Diane Glass, an adult with Spina Bifida from Iowa, was a member of “Tom’s Team” – a scholarship recipient from Tom Baroch Memorial Scholarship, which was generously donated by his family in memory of Tom, an adult with Spina Bifida who passed away in November 2018. Scholarships were also awarded by Chapters using funds raised at their Walk-N-Rolls.
When reflecting on her experience at Teal on the Hill, Diane had this to say:
Presence on Capitol Hill
The power of storytelling was evident in our presentation to congressional staff. One of our asks—that Congress pass H.R. 2293 and S. 1223 to stop CMS from continuing to inappropriately apply the Competitive Bidding Program pricing to accessories for Complex Rehab manual wheelchairs—may appear of minor importance and easy to dismiss. But put a person who needs “accessories” like seat/back pressure relieving cushions, positioning devices, recline/tilt systems and specialty controls in front of a decision maker and the critical importance of this legislation becomes apparent.
One team member described how her lightweight wheelchair, back cushion and special wheels allowed her to lift the chair herself into her car, comfortably get around and continue to work. Without those accommodations, her job and her life in the community would be in jeopardy. I was wide-eyed as I too learned the needs of people with complex conditions that require these features.
Storytelling works big-time. We can do that through a variety of means but nothing beats a face-to-face encounter with a decision-maker.
We had 115 persons attendees from 27 states, meeting with 80 members of congress and their staff in one day. That’s power! SBA did an amazing job of organizing this effort. We have a terrific staff at national and I was happy to meet them in person. It was also thrilling to meet so many other people committed to this effort. I have made some new friends.
Thanks, in part, to Donna Jones’s testimony as an adult with Spina Bifida before the House Subcommittee on Appropriations for Labor, Health and Human Services and Education on April 9 and our follow-up, we have succeeded in winning approval in the House Appropriations Committee for increasing funding for the Spina Bifida Program from $6 million to $8 million for this next fiscal year. Now we must follow-up with all of our House of Representative members and the Senate to make sure this increase passes.
Spina Bifida Program at the National Center for Birth Defects and Developmental Disabilities at the Centers for Disease Control
We now have about 10,000 people in 24 Spina Bifida Registry Clinics from which to do research.

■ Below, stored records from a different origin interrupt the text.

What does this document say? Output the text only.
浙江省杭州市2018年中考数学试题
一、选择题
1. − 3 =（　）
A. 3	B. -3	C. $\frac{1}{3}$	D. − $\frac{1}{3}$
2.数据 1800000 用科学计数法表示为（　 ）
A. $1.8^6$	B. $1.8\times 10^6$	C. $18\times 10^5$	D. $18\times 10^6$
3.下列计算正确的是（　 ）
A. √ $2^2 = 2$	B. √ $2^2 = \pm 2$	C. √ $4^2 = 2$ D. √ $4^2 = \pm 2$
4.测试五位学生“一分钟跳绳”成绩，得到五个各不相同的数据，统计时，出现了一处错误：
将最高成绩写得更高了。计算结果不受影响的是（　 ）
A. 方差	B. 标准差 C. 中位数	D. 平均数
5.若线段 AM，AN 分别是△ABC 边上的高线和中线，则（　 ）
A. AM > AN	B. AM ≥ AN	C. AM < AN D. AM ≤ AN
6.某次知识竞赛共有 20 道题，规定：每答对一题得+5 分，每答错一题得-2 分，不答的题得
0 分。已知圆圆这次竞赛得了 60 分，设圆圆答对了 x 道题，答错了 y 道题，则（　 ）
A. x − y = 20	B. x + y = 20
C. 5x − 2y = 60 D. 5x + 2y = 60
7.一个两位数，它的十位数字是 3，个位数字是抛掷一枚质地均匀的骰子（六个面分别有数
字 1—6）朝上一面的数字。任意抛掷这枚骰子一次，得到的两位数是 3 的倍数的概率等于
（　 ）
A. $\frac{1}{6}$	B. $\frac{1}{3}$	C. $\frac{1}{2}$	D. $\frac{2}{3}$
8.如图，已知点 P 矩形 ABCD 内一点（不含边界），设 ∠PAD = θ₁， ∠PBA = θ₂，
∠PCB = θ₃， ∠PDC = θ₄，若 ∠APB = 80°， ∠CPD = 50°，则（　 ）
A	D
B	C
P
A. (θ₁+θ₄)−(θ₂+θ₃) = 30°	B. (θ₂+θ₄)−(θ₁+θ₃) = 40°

This Registry allows us to track interventions with persons with Spina Bifida and to determine their efficacy. Those studies together with the Guidelines for the Care of People with Spina Bifida developed by the Spina Bifida Collaborative Care Network help us improve care. The program has also engaged 9 clinics in a urologic protocol to protect kidney health. We are encouraged to provide input on research needs.

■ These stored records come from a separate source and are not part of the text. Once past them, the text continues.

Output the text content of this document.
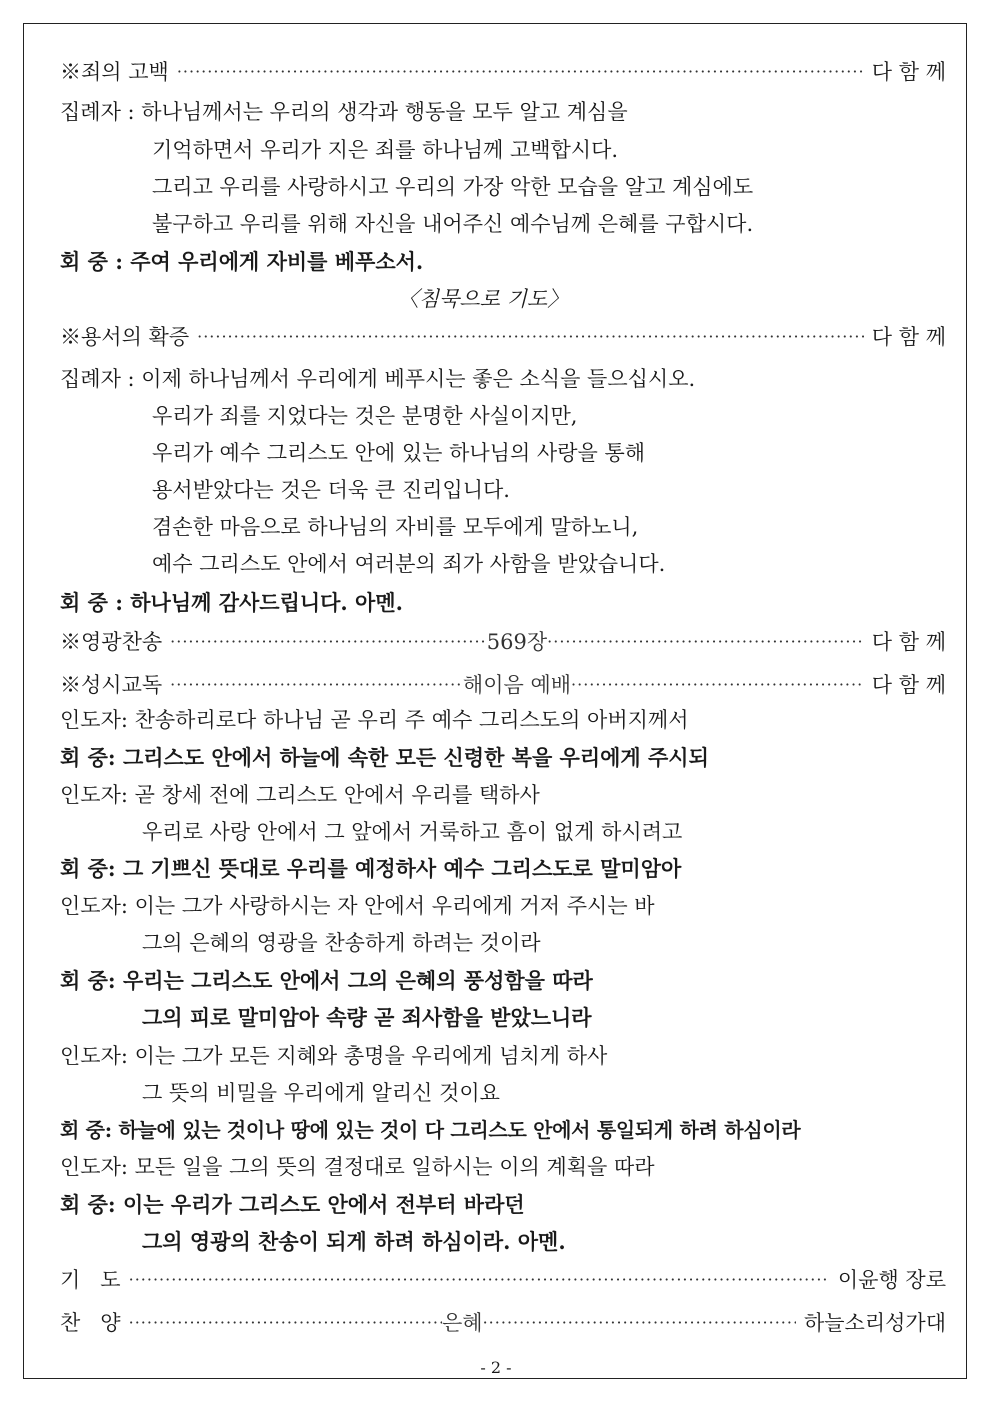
※죄의 고백 ·····	다 함 께
집례자 : 하나님께서는 우리의 생각과 행동을 모두 알고 계심을
기억하면서 우리가 지은 죄를 하나님께 고백합시다.
그리고 우리를 사랑하시고 우리의 가장 악한 모습을 알고 계심에도
불구하고 우리를 위해 자신을 내어주신 예수님께 은혜를 구합시다.
회 중 : 주여 우리에게 자비를 베푸소서.
〈침묵으로 기도〉
※용서의 확증 ·····	다 함 께
집례자 : 이제 하나님께서 우리에게 베푸시는 좋은 소식을 들으십시오.
우리가 죄를 지었다는 것은 분명한 사실이지만,
우리가 예수 그리스도 안에 있는 하나님의 사랑을 통해
용서받았다는 것은 더욱 큰 진리입니다.
겸손한 마음으로 하나님의 자비를 모두에게 말하노니,
예수 그리스도 안에서 여러분의 죄가 사함을 받았습니다.
회 중 : 하나님께 감사드립니다. 아멘.
※영광찬송 ·····	569장 ·····	다 함 께
※성시교독 ·····	해이음 예배 ·····	다 함 께
인도자: 찬송하리로다 하나님 곧 우리 주 예수 그리스도의 아버지께서
회 중: 그리스도 안에서 하늘에 속한 모든 신령한 복을 우리에게 주시되
인도자: 곧 창세 전에 그리스도 안에서 우리를 택하사
우리로 사랑 안에서 그 앞에서 거룩하고 흠이 없게 하시려고
회 중: 그 기쁘신 뜻대로 우리를 예정하사 예수 그리스도로 말미암아
인도자: 이는 그가 사랑하시는 자 안에서 우리에게 거저 주시는 바
그의 은혜의 영광을 찬송하게 하려는 것이라
회 중: 우리는 그리스도 안에서 그의 은혜의 풍성함을 따라
그의 피로 말미암아 속량 곧 죄사함을 받았느니라
인도자: 이는 그가 모든 지혜와 총명을 우리에게 넘치게 하사
그 뜻의 비밀을 우리에게 알리신 것이요
회 중: 하늘에 있는 것이나 땅에 있는 것이 다 그리스도 안에서 통일되게 하려 하심이라
인도자: 모든 일을 그의 뜻의 결정대로 일하시는 이의 계획을 따라
회 중: 이는 우리가 그리스도 안에서 전부터 바라던
그의 영광의 찬송이 되게 하려 하심이라. 아멘.
기   도 ·····	이윤행 장로
찬   양 ·····	은혜 ·····	하늘소리성가대
- 2 -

I talked with Rep. Cindy Axne’s legislative director, Denise Fleming, about my own life history—born in 1947 and taken home to die, about the difficulty of finding medical care, and the lack of awareness of my providers about Spina Bifida. My team members echoed this concern about the lack of clinics focused on adult care. She asked how doctors are trained about this birth defect and we were able to tell her about the lack of in-depth training of any kind.
Additional funding will help us address critical issues: why adults with Spina Bifida are dying unexpectedly, what are the social determinants of health within registry participants, and what are the barriers to transition to adult care and models for care delivery to adults.
This trip also raised a question we have talked about before—why is there not a Spina Bifida clinic that treats adults in Iowa?
Guidelines for the Care of People with Spina Bifida
We need to educate people with Spina Bifida about these guidelines urge them to take the guidelines to their doctors. The education of medical professionals may depend on us at this stage. Hopefully down the road, we will have a better-informed medical community.
Follow-up is Critical
Our community statewide should follow-up with their own House representatives and our Senators. An easy way to do that is to go to advocate virtually with a few clicks by clicking here.
This experience taught me several key facts:
*We must be present in person on Capitol Hill to educate legislators and their staff on issues affecting our constituents and others with disabilities. This in-person presence must be followed up with regular communication with our congressional offices.
*The Spina Bifida Program, budgeted at $6 million for the last five years, cannot accomplish its aims without additional funding. We were able to make progress on that front. More on that later.
*The Collaborative Care Guidelines for care of persons with Spina Bifida will have the desired impact only if as users of medical services we take them to our doctors and make them aware of recommended standards for treatment and support.
I was honored to represent Iowa at Teal on the Hill, May 6-8, thanks to a scholarship established by Tom Baroch, an adult with Spina Bifida who died last year.